Workbook 6, Page 6: Materials

Workbook 6, Page 6: Materials

Box 1: Materials

Materials are the abstraction in THREE that controls how the shapes look - what colors the pixels of the triangles ultimately are shown in the resulting image.

In the future, we'll learn about how Materials contains programs that tell the graphics hardware how to color each pixel. And we'll see how we can make new materials by writing programs for the hardware.

For now, we should notice a few parts of what materials can do:

1. Materials can have a color. In the future, we'll see how we can use materials to give objects multiple colors.
2. Materials can react with lights. The color that we see in the image is the interaction of the lights and the material (and is affected by the object shape).
3. Materials can provide advanced effects that consider other objects - such as shadows and reflections. But we aren't doing to do that now. Materials provide local effects - the color of the point depends only on that point (and the lights), not what happens at other points. And they sometime provide global effects (light shadows and reflections) that depend on other objects.

So, for now, think about materials as things like "shiny red plastic" or "wood with blue (matte or not-shiny) paint". In the future, we can add other things like woodgrain patterns and mirror reflections.

One thing to notice: because Materials have the programs the hardware uses for coloring pixels, they are specialized to the kind of objects being drawn. Since we will always be drawing meshes, we'll use the Mesh materials.

THREE's built in Materials

THREE provides a bunch of built in materials. Again, notice these all are for use with Mesh objects. Here are the ones we'll focus on for now:

• BasicMaterial - (actually class MeshBasicMaterial) colors the pixels with the object's color, ignores lighting.
• MeshLambertMaterial - computes a simple dull appearance. We'll learn the math in class. Note: this material only computes the lighting at the vertices, so it may not give expected results on large polygons.
• MeshPhongMaterial - this uses the classic lighting model that we have taught in graphics classes historically. We'll learn the math for this one. It lets us control various aspects of the appearance.
• MeshStandardMaterial - a fancier material that is easier to control than the Phong model (determine the parameters to get specific appearances). Since we don't have to implement it ourselves, we might as well use the fancier thing since it looks better. It has lots of parameters to control advanced effects.
• MeshPhysicalMaterial - an even fancier material.

There are two special materials (MeshDepthMaterial and MeshNormalMaterial) that are useful for debugging. They show object properties in the colors.

Materials have different properties (like color or shininess).
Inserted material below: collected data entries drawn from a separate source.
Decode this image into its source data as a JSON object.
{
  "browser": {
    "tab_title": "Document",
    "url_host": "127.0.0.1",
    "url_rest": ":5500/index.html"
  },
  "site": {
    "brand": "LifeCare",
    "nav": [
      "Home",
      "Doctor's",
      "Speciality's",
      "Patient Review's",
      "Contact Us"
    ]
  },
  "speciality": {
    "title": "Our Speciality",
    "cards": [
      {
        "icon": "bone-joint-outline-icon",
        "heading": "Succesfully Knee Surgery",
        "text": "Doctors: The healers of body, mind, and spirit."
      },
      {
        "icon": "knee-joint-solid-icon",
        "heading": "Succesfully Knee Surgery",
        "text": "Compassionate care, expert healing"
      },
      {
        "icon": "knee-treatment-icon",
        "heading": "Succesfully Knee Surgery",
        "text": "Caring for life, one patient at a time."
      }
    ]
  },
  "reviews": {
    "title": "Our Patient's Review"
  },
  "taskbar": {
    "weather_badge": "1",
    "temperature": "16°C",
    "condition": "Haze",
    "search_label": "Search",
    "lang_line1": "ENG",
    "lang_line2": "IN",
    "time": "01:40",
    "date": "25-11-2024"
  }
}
Those properties can be set either for the whole object, or can be provided as a "map" that allows us to control how different parts of the object look. For now, we won't consider maps - we'll learn about them later in the class.

Here are the main properties of MeshStandardMaterial that we will use to get different appearances (see the documentation for a full list):

• color
• emissive - this is basically the "ambient lighting"
• metalness - is the material metallic or not
• roughness - how shiny is the object

In the exercise, you can try these out.

Exercise: Materials

Make each sphere have a different, non-white, material. Use different settings of MeshStandardMaterial. Experiment with different values to get different appearances. To get the points for this exercise, the materials should be non-white, and should appear different. Note: there is a point light source near (but to the right of) the camera and a directional light source shining down (both lights are white).

All you need to change are the 9 materials. The program is in 6-materials.js.